I get spurious errors from g++ in the following cases: // case 1: int m; template< int* p> struct A { }; template<> struct A<&(m)>; // case 2: int m; template< int* p> struct A { }; template<> struct A<(&m)>; Just a guess: is there something about the parse of '(' that gums up the works?
Confirmed. I guess the workaround is to simply not use the parenthesis. Nevertheless, this is a regression introduced with the new parser in 3.4.0. W.

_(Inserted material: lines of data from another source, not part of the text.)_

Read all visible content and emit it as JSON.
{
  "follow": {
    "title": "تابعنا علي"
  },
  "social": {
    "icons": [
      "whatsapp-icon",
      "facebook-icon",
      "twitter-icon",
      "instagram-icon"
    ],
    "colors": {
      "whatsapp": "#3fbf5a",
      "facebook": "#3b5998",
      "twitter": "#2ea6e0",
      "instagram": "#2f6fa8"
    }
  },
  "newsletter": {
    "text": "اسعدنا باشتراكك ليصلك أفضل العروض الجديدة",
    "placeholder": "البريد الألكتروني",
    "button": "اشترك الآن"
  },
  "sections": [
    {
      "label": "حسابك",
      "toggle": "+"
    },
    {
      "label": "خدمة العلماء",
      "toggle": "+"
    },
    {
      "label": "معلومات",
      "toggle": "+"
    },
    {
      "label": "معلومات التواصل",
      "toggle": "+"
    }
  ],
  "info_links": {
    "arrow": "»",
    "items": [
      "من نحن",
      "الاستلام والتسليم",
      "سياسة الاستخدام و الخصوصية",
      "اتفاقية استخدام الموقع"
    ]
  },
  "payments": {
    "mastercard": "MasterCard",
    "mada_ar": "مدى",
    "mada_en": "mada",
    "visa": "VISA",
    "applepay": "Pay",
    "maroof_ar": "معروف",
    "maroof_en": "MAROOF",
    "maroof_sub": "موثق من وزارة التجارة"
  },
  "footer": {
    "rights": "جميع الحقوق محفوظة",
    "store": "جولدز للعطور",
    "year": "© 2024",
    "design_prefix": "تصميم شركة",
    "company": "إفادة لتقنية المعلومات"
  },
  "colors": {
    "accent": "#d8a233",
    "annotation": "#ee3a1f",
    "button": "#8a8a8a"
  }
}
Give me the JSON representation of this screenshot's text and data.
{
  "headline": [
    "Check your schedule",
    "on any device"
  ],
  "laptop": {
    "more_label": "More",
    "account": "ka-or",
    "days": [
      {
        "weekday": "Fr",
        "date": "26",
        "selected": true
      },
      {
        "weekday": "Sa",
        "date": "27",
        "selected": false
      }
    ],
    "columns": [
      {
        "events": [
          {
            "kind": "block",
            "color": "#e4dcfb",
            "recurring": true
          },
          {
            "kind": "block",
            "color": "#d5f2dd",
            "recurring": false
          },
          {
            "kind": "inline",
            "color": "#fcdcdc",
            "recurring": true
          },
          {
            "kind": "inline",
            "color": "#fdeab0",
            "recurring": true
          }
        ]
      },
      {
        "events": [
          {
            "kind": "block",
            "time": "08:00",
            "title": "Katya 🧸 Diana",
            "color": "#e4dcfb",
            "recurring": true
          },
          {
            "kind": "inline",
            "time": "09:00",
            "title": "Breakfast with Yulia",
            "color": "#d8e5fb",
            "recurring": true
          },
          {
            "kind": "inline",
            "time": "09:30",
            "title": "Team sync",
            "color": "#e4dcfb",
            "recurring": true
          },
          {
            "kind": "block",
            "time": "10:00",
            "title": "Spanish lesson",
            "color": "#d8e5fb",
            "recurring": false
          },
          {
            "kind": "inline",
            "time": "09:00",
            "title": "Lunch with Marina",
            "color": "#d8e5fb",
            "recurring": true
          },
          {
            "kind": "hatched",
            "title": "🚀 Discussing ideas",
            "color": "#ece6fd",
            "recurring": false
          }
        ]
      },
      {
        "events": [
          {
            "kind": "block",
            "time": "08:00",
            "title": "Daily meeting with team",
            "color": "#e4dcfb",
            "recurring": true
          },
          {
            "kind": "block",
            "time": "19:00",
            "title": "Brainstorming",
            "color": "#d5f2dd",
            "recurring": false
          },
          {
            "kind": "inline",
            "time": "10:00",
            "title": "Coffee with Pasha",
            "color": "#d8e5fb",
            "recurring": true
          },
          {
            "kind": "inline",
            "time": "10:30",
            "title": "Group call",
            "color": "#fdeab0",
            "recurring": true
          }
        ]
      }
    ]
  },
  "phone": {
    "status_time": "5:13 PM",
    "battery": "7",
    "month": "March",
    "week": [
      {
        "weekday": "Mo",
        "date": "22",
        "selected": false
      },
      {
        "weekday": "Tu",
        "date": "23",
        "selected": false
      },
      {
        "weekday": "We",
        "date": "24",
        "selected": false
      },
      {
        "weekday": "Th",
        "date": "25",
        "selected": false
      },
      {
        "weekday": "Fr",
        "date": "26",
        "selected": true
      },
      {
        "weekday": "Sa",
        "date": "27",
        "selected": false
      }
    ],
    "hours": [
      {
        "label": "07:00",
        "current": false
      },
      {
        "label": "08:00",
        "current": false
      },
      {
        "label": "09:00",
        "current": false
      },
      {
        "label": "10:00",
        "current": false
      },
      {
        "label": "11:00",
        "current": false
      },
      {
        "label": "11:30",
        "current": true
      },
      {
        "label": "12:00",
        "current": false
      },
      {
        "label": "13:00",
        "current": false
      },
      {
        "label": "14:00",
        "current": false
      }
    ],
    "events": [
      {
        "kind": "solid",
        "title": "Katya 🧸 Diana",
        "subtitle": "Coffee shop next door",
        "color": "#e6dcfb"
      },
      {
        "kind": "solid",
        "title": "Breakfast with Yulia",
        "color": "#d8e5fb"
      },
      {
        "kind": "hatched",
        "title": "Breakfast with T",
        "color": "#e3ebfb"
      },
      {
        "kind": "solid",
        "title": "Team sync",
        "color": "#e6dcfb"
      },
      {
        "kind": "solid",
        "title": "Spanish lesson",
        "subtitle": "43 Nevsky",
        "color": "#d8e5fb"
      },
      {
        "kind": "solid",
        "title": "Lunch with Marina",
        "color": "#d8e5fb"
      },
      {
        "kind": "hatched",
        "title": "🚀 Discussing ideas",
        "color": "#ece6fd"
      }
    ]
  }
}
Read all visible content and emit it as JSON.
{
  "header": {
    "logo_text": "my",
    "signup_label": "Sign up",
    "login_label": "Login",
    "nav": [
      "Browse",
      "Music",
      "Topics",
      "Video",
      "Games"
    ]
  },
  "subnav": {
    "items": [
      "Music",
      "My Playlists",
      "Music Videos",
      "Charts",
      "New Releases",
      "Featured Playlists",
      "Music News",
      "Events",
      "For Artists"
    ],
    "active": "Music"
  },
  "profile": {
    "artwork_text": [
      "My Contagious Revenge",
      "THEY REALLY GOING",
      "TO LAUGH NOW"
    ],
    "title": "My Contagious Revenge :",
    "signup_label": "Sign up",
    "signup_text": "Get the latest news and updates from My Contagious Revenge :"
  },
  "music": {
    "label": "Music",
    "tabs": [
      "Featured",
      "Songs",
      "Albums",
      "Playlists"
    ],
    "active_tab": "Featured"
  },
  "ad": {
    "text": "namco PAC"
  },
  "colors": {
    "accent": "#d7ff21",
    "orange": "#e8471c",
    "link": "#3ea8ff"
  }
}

By the way: whoever tackles this may also want to take a look at: template< int* p> struct A { }; template<> struct A<(int*)0>; ...which was made permissible by the recently-adopted wording that was proposed for Defect Report 354: http://www.open-std.org/JTC1/SC22/WG21/docs/papers/2006/n1998.html#354
James -- Case #1 in Comment #1 is accepted by current G++ 4.1 and mainline branches. I do not believe Case #2 is valid, as the standard says that a non-type template argument may be: the address of an object or function with external linkage, includ- ing function templates and function template-ids but excluding non- static class members, expressed as & id-expression Thus, the parentheses make this case invalid. Admittedly, that's pedantic, but I think that's what the standard says. Comment #3 is a separate enhancement request, and should be refiled separately. Thanks, -- Mark
Fixed in GCC-4.1.0. Won't fix in GCC-4.0.x.